Aprils Behandlung bestand aus einer intensiven Immuntherapie für neuropsychiatrischen Lupus – mit bemerkenswerten Ergebnissen. Obwohl ihre Psychose noch einige Zeit andauerte, zeigte April bereits zu Beginn der Behandlung erste Anzeichen einer kognitiven Verbesserung. Sie erinnerte sich wieder an ihre Kindheit, erkannte Familienmitglieder und zeigte eine verbesserte kognitive Funktion, die über zwei Jahrzehnte nicht vorhanden gewesen war. Im Jahr 2020 wurde April als geistig befähigt eingestuft, hat sich selbst aus der psychiatrischen Klinik entlassen, in der sie fast 20 Jahre lang gelebt hatte, und ist in ein Rehabilitationszentrum umgezogen. 

Fall revolutioniert Psychiatrie

Das Ärzteteam der Columbia University stellte eine Gruppe von Experten unterschiedlicher Disziplinen zusammen, um den Zusammenhang zwischen Autoimmunkrankheiten und psychiatrischen Störungen zu untersuchen. Sie identifizierten rund 200 Patienten mit Autoimmunerkrankungen, die seit Jahren wegen psychiatrischer Symptome in Heimen untergebracht waren. Die Ergebnisse deuten darauf hin, dass den verschiedenen psychiatrischen Syndromen möglicherweise häufiger Autoimmun- und Entzündungsprozesse zugrunde liegen als bisher angenommen. Die Auswirkungen dieser Forschung gehen über April Burrells Fall hinaus. Durch die Identifizierung der autoimmunen Ursache ihrer Symptome haben die Forscher neue Wege für die Behandlung und Pflege von Patienten mit schweren psychiatrischen Erkrankungen eröffnet. Auch wenn die aktuelle Forschung nur einer kleinen Gruppe von Patienten helfen kann, hat sie bereits begonnen, das Feld der Psychiatrie umzugestalten, indem sie traditionelle Diagnose- und Behandlungsansätze in Frage stellt.
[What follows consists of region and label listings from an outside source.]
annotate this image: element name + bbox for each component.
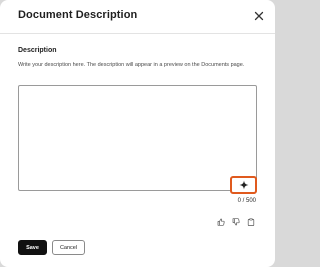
document-description-dialog: Document Description Description Write y… (0, 0, 275, 267)
copy-button[interactable] (247, 218, 255, 226)
sparkle-icon (239, 180, 248, 190)
thumbs-up-button[interactable] (217, 218, 225, 226)
dialog-header: Document Description (0, 0, 275, 34)
dialog-title: Document Description (18, 9, 138, 21)
cancel-button[interactable]: Cancel (52, 240, 85, 255)
thumbs-up-icon (217, 218, 225, 226)
copy-icon (247, 218, 255, 226)
description-label: Description (18, 47, 57, 54)
character-counter: 0 / 500 (237, 198, 256, 204)
description-helper-text: Write your description here. The descrip… (18, 62, 245, 68)
save-button[interactable]: Save (18, 240, 47, 255)
description-textarea[interactable] (18, 85, 257, 191)
close-button[interactable] (252, 9, 266, 23)
close-icon (254, 11, 264, 21)
thumbs-down-icon (232, 218, 240, 226)
ai-generate-button[interactable] (230, 176, 257, 194)
thumbs-down-button[interactable] (232, 218, 240, 226)
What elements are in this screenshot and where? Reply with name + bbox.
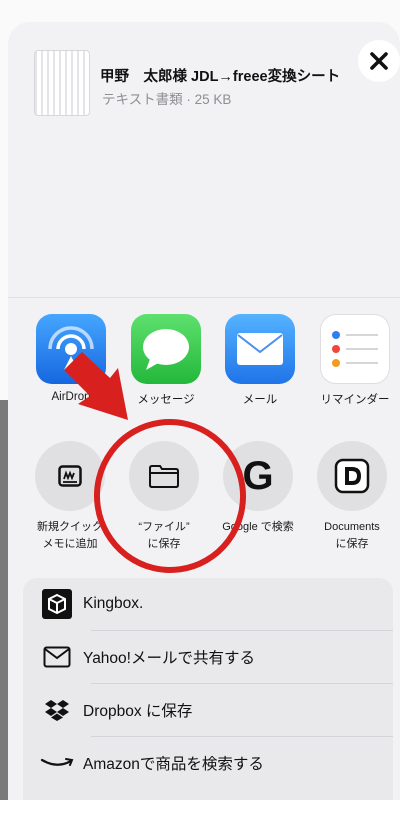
document-thumbnail <box>34 50 90 116</box>
envelope-icon <box>39 646 75 668</box>
action-label-google: Google で検索 <box>222 521 294 533</box>
list-label-amazon: Amazonで商品を検索する <box>83 756 264 773</box>
action-quick-note[interactable]: 新規クイック メモに追加 <box>24 441 116 553</box>
airdrop-icon <box>36 314 106 384</box>
amazon-icon <box>39 756 75 770</box>
action-google-search[interactable]: G Google で検索 <box>212 441 304 536</box>
list-item-yahoo-mail[interactable]: Yahoo!メールで共有する <box>23 631 393 683</box>
share-sheet: 甲野 太郎様 JDL→freee変換シート テキスト書類 · 25 KB Air… <box>8 22 400 800</box>
reminders-icon <box>320 314 390 384</box>
action-label-quick-note-1: 新規クイック <box>37 521 103 533</box>
app-reminders[interactable]: リマインダー <box>310 314 400 407</box>
list-item-amazon[interactable]: Amazonで商品を検索する <box>23 737 393 789</box>
action-save-to-files[interactable]: “ファイル” に保存 <box>118 441 210 553</box>
document-title: 甲野 太郎様 JDL→freee変換シート <box>100 69 341 85</box>
document-subtitle: テキスト書類 · 25 KB <box>102 92 232 107</box>
quick-note-icon <box>35 441 105 511</box>
action-label-files-1: “ファイル” <box>138 521 190 533</box>
list-label-dropbox: Dropbox に保存 <box>83 703 193 720</box>
list-label-yahoo-mail: Yahoo!メールで共有する <box>83 650 255 667</box>
documents-icon <box>317 441 387 511</box>
list-item-dropbox[interactable]: Dropbox に保存 <box>23 684 393 736</box>
share-header: 甲野 太郎様 JDL→freee変換シート テキスト書類 · 25 KB <box>8 22 400 152</box>
app-label-airdrop: AirDrop <box>51 391 91 403</box>
folder-icon <box>129 441 199 511</box>
action-documents[interactable]: Documents に保存 <box>306 441 398 553</box>
app-airdrop[interactable]: AirDrop <box>26 314 116 403</box>
close-icon <box>370 52 388 70</box>
mail-icon <box>225 314 295 384</box>
close-button[interactable] <box>358 40 400 82</box>
backdrop-bottom <box>0 800 400 819</box>
action-list: Kingbox. Yahoo!メールで共有する Dropbox に保存 Amaz… <box>23 578 393 800</box>
google-icon: G <box>223 441 293 511</box>
header-divider <box>8 297 400 298</box>
app-messages[interactable]: メッセージ <box>121 314 211 407</box>
list-item-kingbox[interactable]: Kingbox. <box>23 578 393 630</box>
action-label-files-2: に保存 <box>147 538 181 550</box>
app-label-reminders: リマインダー <box>320 394 390 406</box>
app-label-mail: メール <box>242 394 278 406</box>
list-label-kingbox: Kingbox. <box>83 595 144 612</box>
action-label-quick-note-2: メモに追加 <box>42 538 98 550</box>
action-label-documents-2: に保存 <box>335 538 369 550</box>
kingbox-icon <box>39 589 75 619</box>
app-label-messages: メッセージ <box>137 394 195 406</box>
action-label-documents-1: Documents <box>324 521 380 533</box>
messages-icon <box>131 314 201 384</box>
dropbox-icon <box>39 699 75 721</box>
app-mail[interactable]: メール <box>215 314 305 407</box>
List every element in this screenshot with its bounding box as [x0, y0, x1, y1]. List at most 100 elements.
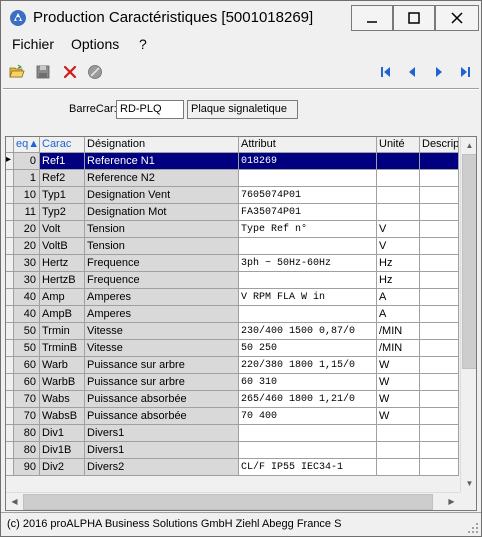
cell-seq[interactable]: 0	[14, 153, 40, 170]
cell-seq[interactable]: 10	[14, 187, 40, 204]
cell-attribut[interactable]: 60 310	[239, 374, 377, 391]
barrecar-input[interactable]: RD-PLQ	[116, 100, 184, 119]
table-row[interactable]: 60 Warb Puissance sur arbre 220/380 1800 1,…	[6, 357, 459, 374]
row-selector[interactable]	[6, 170, 14, 187]
last-record-button[interactable]	[455, 62, 475, 82]
table-row[interactable]: 30 HertzB Frequence Hz	[6, 272, 459, 289]
cell-seq[interactable]: 40	[14, 289, 40, 306]
row-selector[interactable]	[6, 357, 14, 374]
cell-attribut[interactable]	[239, 306, 377, 323]
cell-seq[interactable]: 11	[14, 204, 40, 221]
cell-designation[interactable]: Divers1	[85, 425, 239, 442]
cell-attribut[interactable]: CL/F IP55 IEC34-1	[239, 459, 377, 476]
cell-carac[interactable]: Warb	[40, 357, 85, 374]
cell-descript[interactable]	[420, 170, 459, 187]
open-button[interactable]	[7, 62, 27, 82]
table-row[interactable]: 30 Hertz Frequence 3ph ~ 50Hz-60Hz Hz	[6, 255, 459, 272]
cell-designation[interactable]: Puissance absorbée	[85, 408, 239, 425]
cell-unite[interactable]: /MIN	[377, 340, 420, 357]
table-row[interactable]: 70 WabsB Puissance absorbée 70 400 W	[6, 408, 459, 425]
table-row[interactable]: ▸ 0 Ref1 Reference N1 018269	[6, 153, 459, 170]
cell-unite[interactable]	[377, 425, 420, 442]
cell-designation[interactable]: Reference N1	[85, 153, 239, 170]
cell-unite[interactable]	[377, 170, 420, 187]
row-selector[interactable]	[6, 374, 14, 391]
cancel-button[interactable]	[85, 62, 105, 82]
table-row[interactable]: 70 Wabs Puissance absorbée 265/460 1800 1,2…	[6, 391, 459, 408]
cell-attribut[interactable]: Type Ref n°	[239, 221, 377, 238]
cell-carac[interactable]: Typ2	[40, 204, 85, 221]
col-header-seq[interactable]: eq▲	[14, 137, 40, 153]
col-header-unite[interactable]: Unité	[377, 137, 420, 153]
cell-attribut[interactable]: 70 400	[239, 408, 377, 425]
cell-carac[interactable]: Div1B	[40, 442, 85, 459]
menu-options[interactable]: Options	[71, 36, 119, 52]
cell-seq[interactable]: 90	[14, 459, 40, 476]
table-row[interactable]: 80 Div1B Divers1	[6, 442, 459, 459]
cell-attribut[interactable]	[239, 425, 377, 442]
cell-seq[interactable]: 30	[14, 272, 40, 289]
horizontal-scrollbar[interactable]: ◀ ▶	[6, 492, 460, 510]
cell-descript[interactable]	[420, 340, 459, 357]
cell-designation[interactable]: Vitesse	[85, 340, 239, 357]
cell-attribut[interactable]: 230/400 1500 0,87/0	[239, 323, 377, 340]
cell-designation[interactable]: Reference N2	[85, 170, 239, 187]
col-header-attribut[interactable]: Attribut	[239, 137, 377, 153]
cell-attribut[interactable]: 018269	[239, 153, 377, 170]
cell-descript[interactable]	[420, 306, 459, 323]
cell-descript[interactable]	[420, 357, 459, 374]
vertical-scroll-thumb[interactable]	[462, 154, 476, 369]
cell-descript[interactable]	[420, 153, 459, 170]
cell-seq[interactable]: 20	[14, 221, 40, 238]
row-selector[interactable]	[6, 425, 14, 442]
row-selector[interactable]	[6, 340, 14, 357]
cell-seq[interactable]: 20	[14, 238, 40, 255]
cell-unite[interactable]: W	[377, 408, 420, 425]
table-row[interactable]: 40 Amp Amperes V RPM FLA W in A	[6, 289, 459, 306]
save-button[interactable]	[33, 62, 53, 82]
cell-designation[interactable]: Tension	[85, 221, 239, 238]
cell-descript[interactable]	[420, 459, 459, 476]
vertical-scrollbar[interactable]: ▲ ▼	[460, 137, 476, 492]
cell-attribut[interactable]	[239, 238, 377, 255]
horizontal-scroll-thumb[interactable]	[23, 494, 433, 510]
cell-attribut[interactable]	[239, 442, 377, 459]
cell-attribut[interactable]: 265/460 1800 1,21/0	[239, 391, 377, 408]
cell-carac[interactable]: Volt	[40, 221, 85, 238]
cell-unite[interactable]	[377, 187, 420, 204]
cell-designation[interactable]: Designation Vent	[85, 187, 239, 204]
cell-carac[interactable]: Trmin	[40, 323, 85, 340]
menu-fichier[interactable]: Fichier	[12, 36, 54, 52]
cell-descript[interactable]	[420, 187, 459, 204]
cell-designation[interactable]: Vitesse	[85, 323, 239, 340]
cell-designation[interactable]: Tension	[85, 238, 239, 255]
cell-designation[interactable]: Puissance sur arbre	[85, 374, 239, 391]
cell-unite[interactable]: W	[377, 357, 420, 374]
cell-descript[interactable]	[420, 272, 459, 289]
cell-unite[interactable]	[377, 153, 420, 170]
col-header-carac[interactable]: Carac	[40, 137, 85, 153]
cell-carac[interactable]: TrminB	[40, 340, 85, 357]
row-selector[interactable]	[6, 272, 14, 289]
cell-seq[interactable]: 60	[14, 357, 40, 374]
cell-designation[interactable]: Designation Mot	[85, 204, 239, 221]
row-selector[interactable]: ▸	[6, 153, 14, 170]
table-row[interactable]: 50 Trmin Vitesse 230/400 1500 0,87/0/MIN	[6, 323, 459, 340]
cell-carac[interactable]: Typ1	[40, 187, 85, 204]
cell-descript[interactable]	[420, 374, 459, 391]
cell-carac[interactable]: WabsB	[40, 408, 85, 425]
cell-unite[interactable]: V	[377, 238, 420, 255]
row-selector[interactable]	[6, 204, 14, 221]
cell-descript[interactable]	[420, 323, 459, 340]
cell-unite[interactable]	[377, 204, 420, 221]
cell-carac[interactable]: AmpB	[40, 306, 85, 323]
cell-attribut[interactable]: V RPM FLA W in	[239, 289, 377, 306]
cell-seq[interactable]: 60	[14, 374, 40, 391]
cell-carac[interactable]: Ref2	[40, 170, 85, 187]
row-selector[interactable]	[6, 289, 14, 306]
cell-designation[interactable]: Puissance absorbée	[85, 391, 239, 408]
cell-carac[interactable]: Hertz	[40, 255, 85, 272]
table-row[interactable]: 11 Typ2 Designation Mot FA35074P01	[6, 204, 459, 221]
cell-unite[interactable]: Hz	[377, 272, 420, 289]
cell-attribut[interactable]: FA35074P01	[239, 204, 377, 221]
Burrells Erwachen hat vielen Patienten und ihren Familien, die den Glauben an die Möglichkeit einer Heilung verloren hatten, Hoffnung gegeben. Dieser Durchbruch hat Forscher auf der ganzen Welt dazu inspiriert, die Rolle von Autoimmun- und Entzündungsprozessen bei psychiatrischen Störungen zu untersuchen. Wissenschaftler in Deutschland, Großbritannien und anderen Ländern führen ähnliche Studien durch, in der Hoffnung, mehr Fälle wie den von April zu finden und die psychiatrische Versorgung zu revolutionieren.